Erste Schiffe verlassen das Ufer. Ulys geht gemeinsam mit
weiteren Kriegern an Bord seines Schiffes.)
ULYS: (An Bord des Schiffes, erhebt die Hand zum Horizont,
mit kraftvoller Stimme.)
Oh! Penelope, ich komme zu dir!
VORHANG
15
Akt 2
Szene 1
Die Insel der Kalypso im Morgengrauen. Die Höhle der Göttin.
Darin eine kleine rote Flamme, die sanft in einem Weihrauchgefäß
brennt, das neben einem Krug und einer Schale steht. Im
Innern der Höhle zwei aus dem Felsen gehauene Sitze. Die Insel
steht in üppiger Blüte, überall exotische Blumen und Bäume.

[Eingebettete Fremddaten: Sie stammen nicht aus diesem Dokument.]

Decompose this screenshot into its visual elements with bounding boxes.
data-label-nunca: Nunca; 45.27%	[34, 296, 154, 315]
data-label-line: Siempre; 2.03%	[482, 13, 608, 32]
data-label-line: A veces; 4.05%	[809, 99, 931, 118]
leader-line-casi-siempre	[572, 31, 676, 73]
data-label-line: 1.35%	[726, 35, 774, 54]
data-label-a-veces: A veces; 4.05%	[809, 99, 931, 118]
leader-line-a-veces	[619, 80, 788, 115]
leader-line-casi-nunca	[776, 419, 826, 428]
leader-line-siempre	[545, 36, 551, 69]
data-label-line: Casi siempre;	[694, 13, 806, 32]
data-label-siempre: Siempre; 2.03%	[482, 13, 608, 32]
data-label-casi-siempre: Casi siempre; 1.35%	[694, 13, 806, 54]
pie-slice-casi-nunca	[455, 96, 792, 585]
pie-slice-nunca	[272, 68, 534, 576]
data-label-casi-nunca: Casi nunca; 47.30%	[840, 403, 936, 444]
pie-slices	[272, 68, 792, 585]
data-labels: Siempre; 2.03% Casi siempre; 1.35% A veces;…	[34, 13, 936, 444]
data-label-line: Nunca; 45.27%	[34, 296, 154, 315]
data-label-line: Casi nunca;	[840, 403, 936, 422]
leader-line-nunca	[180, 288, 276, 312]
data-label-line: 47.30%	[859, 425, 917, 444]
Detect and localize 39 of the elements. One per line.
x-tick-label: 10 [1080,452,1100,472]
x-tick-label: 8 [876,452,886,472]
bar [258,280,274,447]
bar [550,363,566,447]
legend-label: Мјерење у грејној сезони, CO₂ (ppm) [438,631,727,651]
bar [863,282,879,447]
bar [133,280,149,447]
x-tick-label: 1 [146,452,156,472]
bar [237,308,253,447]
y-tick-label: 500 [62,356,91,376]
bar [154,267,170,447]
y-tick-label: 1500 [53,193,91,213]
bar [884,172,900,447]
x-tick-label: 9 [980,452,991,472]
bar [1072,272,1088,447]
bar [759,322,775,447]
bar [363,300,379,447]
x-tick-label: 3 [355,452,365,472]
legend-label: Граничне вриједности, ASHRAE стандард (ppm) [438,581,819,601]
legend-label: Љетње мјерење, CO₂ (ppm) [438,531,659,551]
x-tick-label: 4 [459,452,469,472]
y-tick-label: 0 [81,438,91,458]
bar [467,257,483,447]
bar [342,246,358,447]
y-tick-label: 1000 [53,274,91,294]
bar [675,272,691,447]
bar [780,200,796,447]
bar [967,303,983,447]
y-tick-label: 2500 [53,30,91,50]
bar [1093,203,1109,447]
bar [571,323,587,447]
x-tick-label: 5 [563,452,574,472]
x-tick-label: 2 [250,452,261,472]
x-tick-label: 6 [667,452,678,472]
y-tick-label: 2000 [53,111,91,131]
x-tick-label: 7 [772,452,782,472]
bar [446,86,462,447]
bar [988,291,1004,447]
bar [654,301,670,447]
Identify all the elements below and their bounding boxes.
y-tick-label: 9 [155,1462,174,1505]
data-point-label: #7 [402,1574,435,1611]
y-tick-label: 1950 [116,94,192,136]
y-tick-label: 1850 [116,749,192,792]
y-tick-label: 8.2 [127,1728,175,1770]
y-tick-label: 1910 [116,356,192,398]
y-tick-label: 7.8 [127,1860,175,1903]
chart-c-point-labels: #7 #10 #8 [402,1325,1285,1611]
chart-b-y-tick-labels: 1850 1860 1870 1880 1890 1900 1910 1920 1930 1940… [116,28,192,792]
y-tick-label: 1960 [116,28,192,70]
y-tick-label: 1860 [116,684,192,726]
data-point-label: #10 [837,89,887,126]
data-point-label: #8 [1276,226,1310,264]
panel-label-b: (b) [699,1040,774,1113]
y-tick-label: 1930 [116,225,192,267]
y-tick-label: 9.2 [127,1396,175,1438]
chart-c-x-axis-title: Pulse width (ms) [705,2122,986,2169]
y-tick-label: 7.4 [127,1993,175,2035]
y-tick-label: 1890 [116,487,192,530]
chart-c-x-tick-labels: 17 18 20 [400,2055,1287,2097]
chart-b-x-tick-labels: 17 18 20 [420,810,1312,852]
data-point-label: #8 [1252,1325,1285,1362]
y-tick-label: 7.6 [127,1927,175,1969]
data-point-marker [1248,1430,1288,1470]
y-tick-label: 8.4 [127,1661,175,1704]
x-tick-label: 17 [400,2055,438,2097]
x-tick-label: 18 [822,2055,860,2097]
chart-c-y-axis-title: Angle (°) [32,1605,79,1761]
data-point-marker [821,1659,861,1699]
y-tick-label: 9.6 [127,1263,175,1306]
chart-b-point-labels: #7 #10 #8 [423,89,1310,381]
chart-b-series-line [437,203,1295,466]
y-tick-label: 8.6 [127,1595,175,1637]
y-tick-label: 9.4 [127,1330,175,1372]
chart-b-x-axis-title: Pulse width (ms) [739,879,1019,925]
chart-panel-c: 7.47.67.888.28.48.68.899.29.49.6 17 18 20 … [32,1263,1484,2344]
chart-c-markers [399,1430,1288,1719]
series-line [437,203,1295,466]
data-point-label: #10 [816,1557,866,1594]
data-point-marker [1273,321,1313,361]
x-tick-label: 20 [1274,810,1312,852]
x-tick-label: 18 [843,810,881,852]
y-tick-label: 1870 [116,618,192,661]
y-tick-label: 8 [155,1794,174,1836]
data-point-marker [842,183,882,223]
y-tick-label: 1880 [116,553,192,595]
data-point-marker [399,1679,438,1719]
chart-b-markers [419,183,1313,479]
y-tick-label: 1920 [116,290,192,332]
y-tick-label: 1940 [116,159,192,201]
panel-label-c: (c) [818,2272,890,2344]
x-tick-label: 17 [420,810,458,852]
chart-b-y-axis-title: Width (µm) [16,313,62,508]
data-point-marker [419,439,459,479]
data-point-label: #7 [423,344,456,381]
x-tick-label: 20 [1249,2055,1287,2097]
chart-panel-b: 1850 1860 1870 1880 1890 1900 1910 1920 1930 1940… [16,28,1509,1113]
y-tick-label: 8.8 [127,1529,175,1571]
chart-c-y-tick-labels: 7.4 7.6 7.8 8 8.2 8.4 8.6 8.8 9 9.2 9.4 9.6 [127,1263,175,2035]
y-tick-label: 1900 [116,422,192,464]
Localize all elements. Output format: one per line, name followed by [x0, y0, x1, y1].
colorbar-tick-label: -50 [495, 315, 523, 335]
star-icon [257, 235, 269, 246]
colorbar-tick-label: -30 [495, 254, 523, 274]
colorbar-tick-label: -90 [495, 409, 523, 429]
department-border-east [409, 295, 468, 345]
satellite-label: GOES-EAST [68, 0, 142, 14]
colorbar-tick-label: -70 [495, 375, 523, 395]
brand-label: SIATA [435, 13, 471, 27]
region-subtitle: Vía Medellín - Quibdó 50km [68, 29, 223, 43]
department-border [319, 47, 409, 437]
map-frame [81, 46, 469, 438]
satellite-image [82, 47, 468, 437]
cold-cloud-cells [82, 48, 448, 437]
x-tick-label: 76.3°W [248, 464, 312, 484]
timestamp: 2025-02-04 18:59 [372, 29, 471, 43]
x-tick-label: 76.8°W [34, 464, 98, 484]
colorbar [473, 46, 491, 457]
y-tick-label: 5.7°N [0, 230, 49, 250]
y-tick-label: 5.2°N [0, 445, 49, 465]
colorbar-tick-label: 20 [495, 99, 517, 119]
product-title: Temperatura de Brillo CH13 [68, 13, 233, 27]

Am Strand liegen glitzernde Perlen und wundersame Muscheln,
dahinter der Ozean.
Ulys schlafend unter einem Baum, neben ihm seine Lyra und
ein Holzboot. Kalypso tritt majestätisch aus der Höhle und nähert
sich Ulys. Sie ist in blassblaue Schleier gehüllt.
Kalypso:
Erwache! Oh Sohn des Laertes, erwache! Schon sind
die Streitwagen der Nacht über den Himmel gezogen,
und um die Sonne zu grüßen haben sich vom Schlaf
erhoben die Götter. Nur auf den Blumen perlen noch
die Tränentropfen, denn zu Tränen gerührt wurden sie
von den Seufzern der Nacht. Hera jubelt im Olymp, nur
du, oh tapferer Krieger, liegst immer noch schlafend –
wurdest du etwa von deinen Träumen überwältigt? Oh!
Erhebe dich, und begrüße das Tageslicht!